Le parquet général près la Cour d’appel de Conakry a rendu public, le 21 mars 2026, un communiqué relatif à la lutte contre le terrorisme et l’extrémisme violent en République de Guinée, faisant état de plusieurs interpellations et procédures judiciaires engagées à travers le pays.
Selon le communiqué, ces opérations s’inscrivent dans le cadre de la mise en œuvre de la politique pénale du gouvernement, en collaboration étroite avec les services de défense et de sécurité.

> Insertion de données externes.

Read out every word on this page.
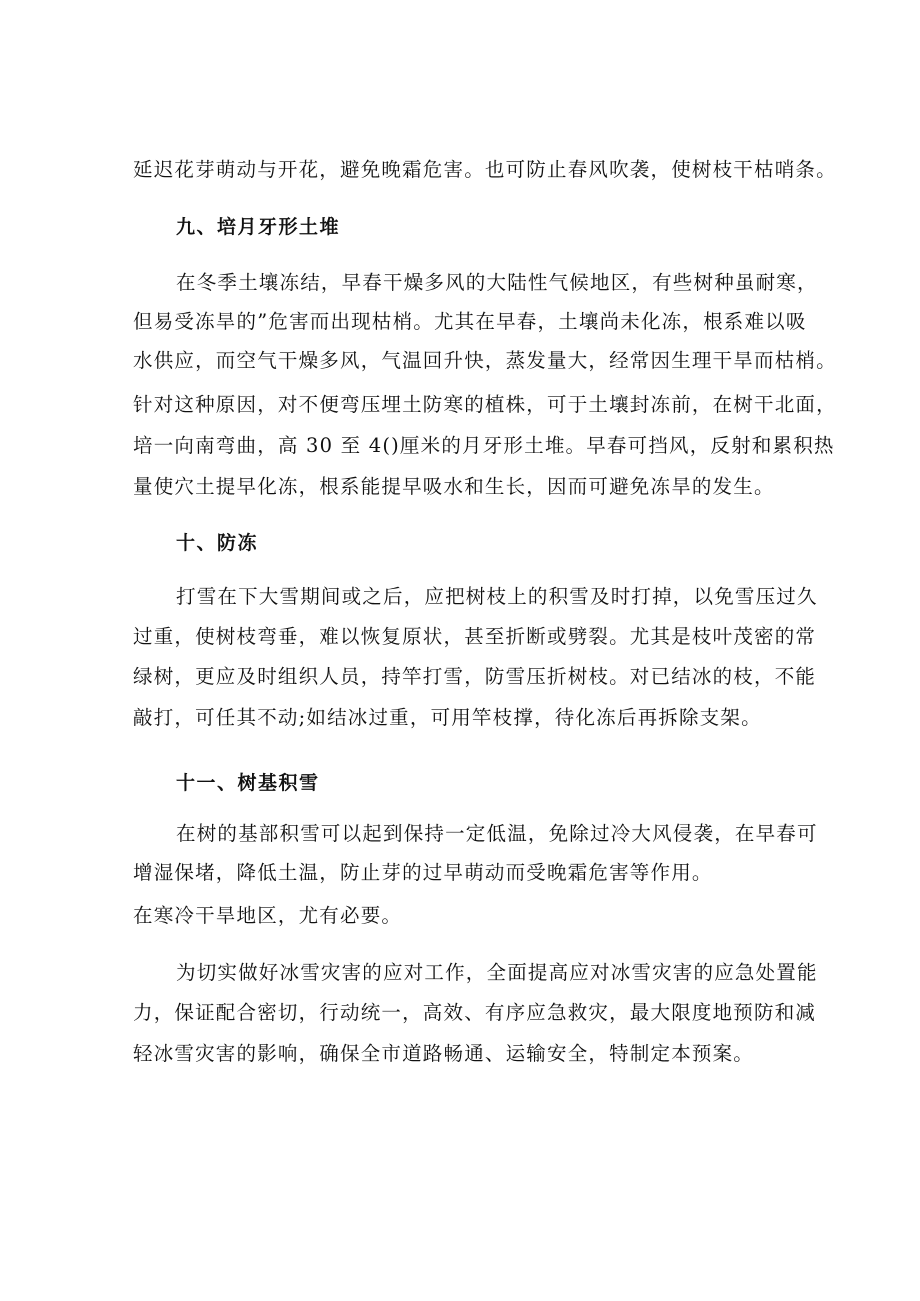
延迟花芽萌动与开花，避免晚霜危害。也可防止春风吹袭，使树枝干枯哨条。

九、培月牙形土堆

在冬季土壤冻结，早春干燥多风的大陆性气候地区，有些树种虽耐寒，

但易受冻旱的”危害而出现枯梢。尤其在早春，土壤尚未化冻，根系难以吸

水供应，而空气干燥多风，气温回升快，蒸发量大，经常因生理干旱而枯梢。

针对这种原因，对不便弯压埋土防寒的植株，可于土壤封冻前，在树干北面，

培一向南弯曲，高 30 至 4()厘米的月牙形土堆。早春可挡风，反射和累积热

量使穴土提早化冻，根系能提早吸水和生长，因而可避免冻旱的发生。

十、防冻

打雪在下大雪期间或之后，应把树枝上的积雪及时打掉，以免雪压过久

过重，使树枝弯垂，难以恢复原状，甚至折断或劈裂。尤其是枝叶茂密的常

绿树，更应及时组织人员，持竿打雪，防雪压折树枝。对已结冰的枝，不能

敲打，可任其不动;如结冰过重，可用竿枝撑，待化冻后再拆除支架。

十一、树基积雪

在树的基部积雪可以起到保持一定低温，免除过冷大风侵袭，在早春可

增湿保堵，降低土温，防止芽的过早萌动而受晚霜危害等作用。

在寒冷干旱地区，尤有必要。

为切实做好冰雪灾害的应对工作，全面提高应对冰雪灾害的应急处置能

力，保证配合密切，行动统一，高效、有序应急救灾，最大限度地预防和减

轻冰雪灾害的影响，确保全市道路畅通、运输安全，特制定本预案。
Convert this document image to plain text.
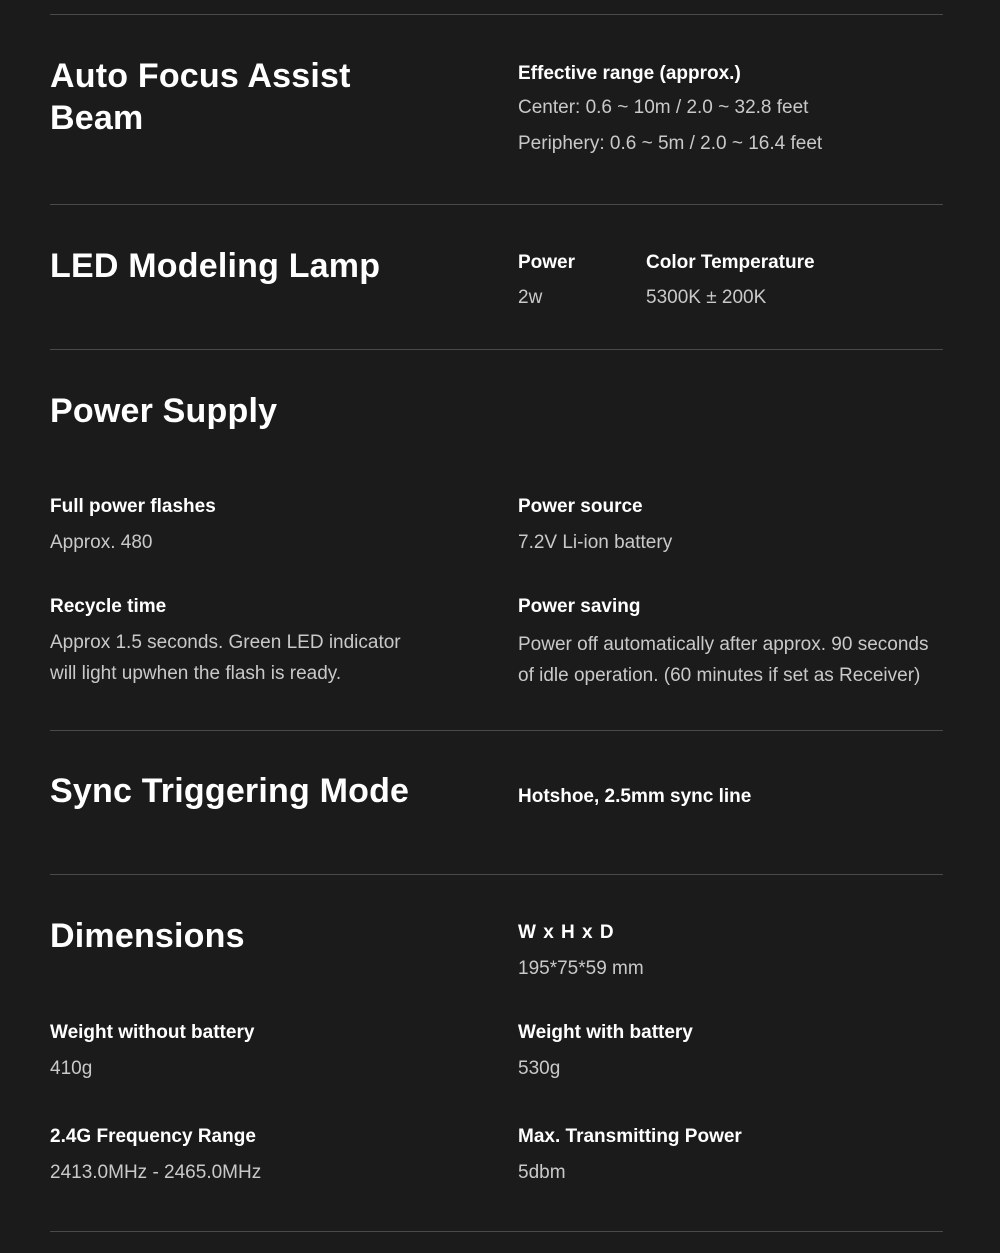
Auto Focus Assist
Beam
Effective range (approx.)
Center: 0.6 ~ 10m / 2.0 ~ 32.8 feet
Periphery: 0.6 ~ 5m / 2.0 ~ 16.4 feet
LED Modeling Lamp	Power
2w
Color Temperature
5300K ± 200K
Power Supply
Full power flashes
Approx. 480
Power source
7.2V Li-ion battery
Recycle time
Approx 1.5 seconds. Green LED indicator
will light upwhen the flash is ready.
Power saving
Power off automatically after approx. 90 seconds
of idle operation. (60 minutes if set as Receiver)
Sync Triggering Mode	Hotshoe, 2.5mm sync line
Dimensions	W x H x D
195*75*59 mm
Weight without battery
410g
Weight with battery
530g
2.4G Frequency Range
2413.0MHz - 2465.0MHz
Max. Transmitting Power
5dbm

Les autorités judiciaires indiquent qu’un groupe de onze individus, majoritairement étrangers, a été interpellé en avril 2025 dans les préfectures de Siguiri, Mandiana et Kankan. Par ailleurs, un ressortissant malien, soupçonné d’appartenir à une cellule affiliée au GSIM, a été arrêté à Kankan.
Les investigations ont également permis de mettre au jour des réseaux de radicalisation en ligne opérant via des groupes WhatsApp, impliquant plus de 500 membres, dont plusieurs Guinéens. Deux d’entre eux ont été identifiés et interpellés pour leur implication présumée.

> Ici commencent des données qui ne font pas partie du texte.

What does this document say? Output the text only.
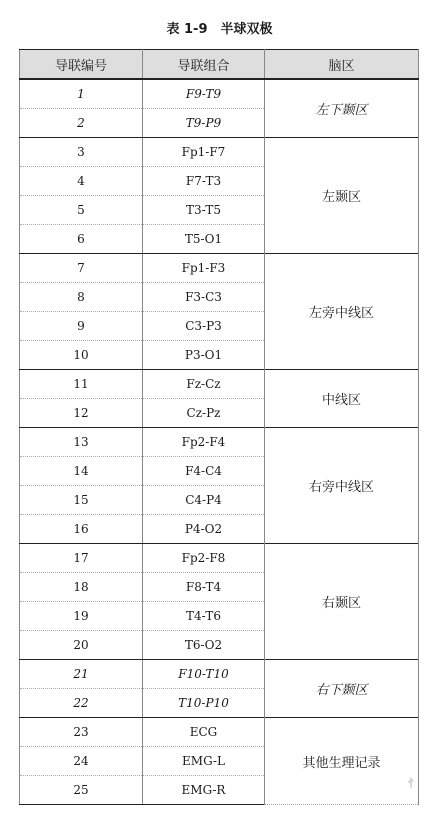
表 1-9　半球双极
导联编号	导联组合	脑区
1	F9-T9	左下颞区
2	T9-P9	
3	Fp1-F7	左颞区
4	F7-T3	
5	T3-T5	
6	T5-O1	
7	Fp1-F3	左旁中线区
8	F3-C3	
9	C3-P3	
10	P3-O1	
11	Fz-Cz	中线区
12	Cz-Pz	
13	Fp2-F4	右旁中线区
14	F4-C4	
15	C4-P4	
16	P4-O2	
17	Fp2-F8	右颞区
18	F8-T4	
19	T4-T6	
20	T6-O2	
21	F10-T10	右下颞区
22	T10-P10	
23	ECG	其他生理记录
24	EMG-L	
25	EMG-R		忄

Tous les suspects ont été déférés devant la justice et inculpés pour des infractions liées au terrorisme, avant d’être placés en détention.

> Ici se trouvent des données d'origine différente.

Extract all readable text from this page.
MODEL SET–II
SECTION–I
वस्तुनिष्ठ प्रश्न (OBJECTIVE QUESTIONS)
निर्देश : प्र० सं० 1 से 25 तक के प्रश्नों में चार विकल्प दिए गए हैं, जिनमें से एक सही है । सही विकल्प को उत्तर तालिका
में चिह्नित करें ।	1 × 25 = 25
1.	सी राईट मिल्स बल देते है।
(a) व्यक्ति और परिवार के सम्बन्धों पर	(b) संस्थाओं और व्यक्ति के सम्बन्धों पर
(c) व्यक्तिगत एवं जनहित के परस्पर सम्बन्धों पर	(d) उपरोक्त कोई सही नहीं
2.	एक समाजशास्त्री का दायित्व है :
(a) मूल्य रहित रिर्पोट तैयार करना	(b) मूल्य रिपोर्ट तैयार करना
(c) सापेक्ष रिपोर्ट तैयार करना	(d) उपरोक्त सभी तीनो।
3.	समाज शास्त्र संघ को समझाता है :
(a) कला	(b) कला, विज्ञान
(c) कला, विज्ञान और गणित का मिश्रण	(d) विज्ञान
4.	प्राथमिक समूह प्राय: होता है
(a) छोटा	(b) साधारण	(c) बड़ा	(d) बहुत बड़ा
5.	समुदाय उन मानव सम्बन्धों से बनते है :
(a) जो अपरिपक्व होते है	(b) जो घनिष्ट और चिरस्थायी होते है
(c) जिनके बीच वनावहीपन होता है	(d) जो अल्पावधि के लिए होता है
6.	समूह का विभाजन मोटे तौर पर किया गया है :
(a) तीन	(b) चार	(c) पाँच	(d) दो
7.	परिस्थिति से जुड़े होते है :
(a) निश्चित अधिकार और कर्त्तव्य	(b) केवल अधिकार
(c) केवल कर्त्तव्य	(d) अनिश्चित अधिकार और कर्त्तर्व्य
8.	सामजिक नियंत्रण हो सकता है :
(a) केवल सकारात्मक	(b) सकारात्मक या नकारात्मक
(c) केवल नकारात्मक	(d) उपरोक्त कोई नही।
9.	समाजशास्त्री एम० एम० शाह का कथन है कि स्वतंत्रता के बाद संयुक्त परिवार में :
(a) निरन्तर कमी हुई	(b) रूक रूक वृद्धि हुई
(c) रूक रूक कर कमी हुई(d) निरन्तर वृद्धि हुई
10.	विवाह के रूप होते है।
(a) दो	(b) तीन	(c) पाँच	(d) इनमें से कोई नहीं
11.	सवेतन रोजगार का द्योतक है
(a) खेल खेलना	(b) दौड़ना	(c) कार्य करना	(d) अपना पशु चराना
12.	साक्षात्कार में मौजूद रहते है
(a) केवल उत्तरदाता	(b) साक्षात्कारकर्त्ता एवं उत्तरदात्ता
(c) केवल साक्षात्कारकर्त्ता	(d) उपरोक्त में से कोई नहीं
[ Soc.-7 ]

Dans son communiqué, le parquet général a tenu à rassurer la population quant à la mobilisation des autorités pour garantir la sécurité des personnes et des biens, tout en appelant les citoyens à faire preuve de vigilance.
Il réaffirme enfin que la lutte contre le terrorisme demeure une priorité nationale, nécessitant l’implication de tous, dans le strict respect des lois et des droits fondamentaux.